South African law professor Prof. John Dugard, the special rapporteur for the United Nations on the situation of human rights in the Palestinian territories, has written in a report to the UN General Assembly that there is "an apartheid regime" in the territories "worse than the one that existed in South Africa."
As an example, Dugard points to the roads only open to settlers, from which Palestinians are banned.
In his report presented early this month, Dugard is highly critical of Israel for its "continuing violations of human rights in the territories." He said Israel is blatantly violating the International Court of Justice's ruling on the separation fence, and has declared it will not obey it.
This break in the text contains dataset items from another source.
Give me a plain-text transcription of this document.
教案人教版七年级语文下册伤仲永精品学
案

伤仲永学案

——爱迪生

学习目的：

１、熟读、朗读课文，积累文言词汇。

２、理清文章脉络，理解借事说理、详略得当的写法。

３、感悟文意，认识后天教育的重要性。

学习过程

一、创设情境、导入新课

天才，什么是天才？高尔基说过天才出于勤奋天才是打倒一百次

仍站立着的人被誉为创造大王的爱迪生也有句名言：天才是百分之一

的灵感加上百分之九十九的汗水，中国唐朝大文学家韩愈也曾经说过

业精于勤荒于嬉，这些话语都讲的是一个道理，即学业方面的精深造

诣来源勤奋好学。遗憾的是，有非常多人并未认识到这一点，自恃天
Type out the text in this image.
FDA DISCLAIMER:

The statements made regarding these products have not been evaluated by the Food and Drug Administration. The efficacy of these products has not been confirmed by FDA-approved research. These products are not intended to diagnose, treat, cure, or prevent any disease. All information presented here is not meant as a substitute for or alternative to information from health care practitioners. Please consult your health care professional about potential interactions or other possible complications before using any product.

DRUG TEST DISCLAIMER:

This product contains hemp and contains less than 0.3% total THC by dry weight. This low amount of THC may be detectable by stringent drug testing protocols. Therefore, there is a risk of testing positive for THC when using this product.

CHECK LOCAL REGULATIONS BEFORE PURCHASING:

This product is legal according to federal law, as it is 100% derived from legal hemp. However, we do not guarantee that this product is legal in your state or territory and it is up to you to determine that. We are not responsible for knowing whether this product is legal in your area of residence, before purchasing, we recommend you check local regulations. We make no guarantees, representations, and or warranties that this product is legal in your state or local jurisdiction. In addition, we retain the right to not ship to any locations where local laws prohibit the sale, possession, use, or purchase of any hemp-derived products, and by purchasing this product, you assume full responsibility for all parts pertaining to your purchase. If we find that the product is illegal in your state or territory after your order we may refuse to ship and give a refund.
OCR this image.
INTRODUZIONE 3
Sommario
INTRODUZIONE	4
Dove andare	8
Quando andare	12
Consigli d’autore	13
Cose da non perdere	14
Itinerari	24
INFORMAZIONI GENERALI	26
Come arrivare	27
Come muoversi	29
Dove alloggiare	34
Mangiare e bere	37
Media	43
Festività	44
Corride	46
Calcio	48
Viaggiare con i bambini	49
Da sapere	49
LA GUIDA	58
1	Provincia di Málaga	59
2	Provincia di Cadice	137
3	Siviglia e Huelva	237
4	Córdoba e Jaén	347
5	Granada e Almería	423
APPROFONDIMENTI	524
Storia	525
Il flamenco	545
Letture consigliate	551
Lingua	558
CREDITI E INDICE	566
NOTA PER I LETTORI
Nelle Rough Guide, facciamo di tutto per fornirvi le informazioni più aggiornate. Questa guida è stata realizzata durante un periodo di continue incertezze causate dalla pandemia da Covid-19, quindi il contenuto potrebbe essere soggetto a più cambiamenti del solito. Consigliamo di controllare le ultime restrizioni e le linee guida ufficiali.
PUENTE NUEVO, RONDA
The report was disseminated among the member countries ahead of the September General Assembly session meant to discuss the fence.
Dugard, a law professor from South Africa, was a member of a Truth Commission at the end of the apartheid regime, and was appointed by the UN in 2001 as special rapporteur for human rights in the West Bank and Gaza.
He called for a general arms embargo against Israel in May, in response to the IDF operations in Rafah, similar to the arms embargo imposed on South Africa in 1977.
According to government sources in Jerusalem, Israel is currently leaning toward cooperating with the various rapporteurs of the UN, and responding to their questions and requests.
But there are two exceptions to that rule: Dugard, and the special rapporteur for food, Jean Zigler. Israel refuses to cooperate with them because of the language of their mandates, and what it regards as their unfair approach. According to the sources, Dugard's assignment was phrased in a way that discriminates against Israel.
But the government does not prevent Dugard from traveling in the territories and Israel, to meet people and to report as he wishes.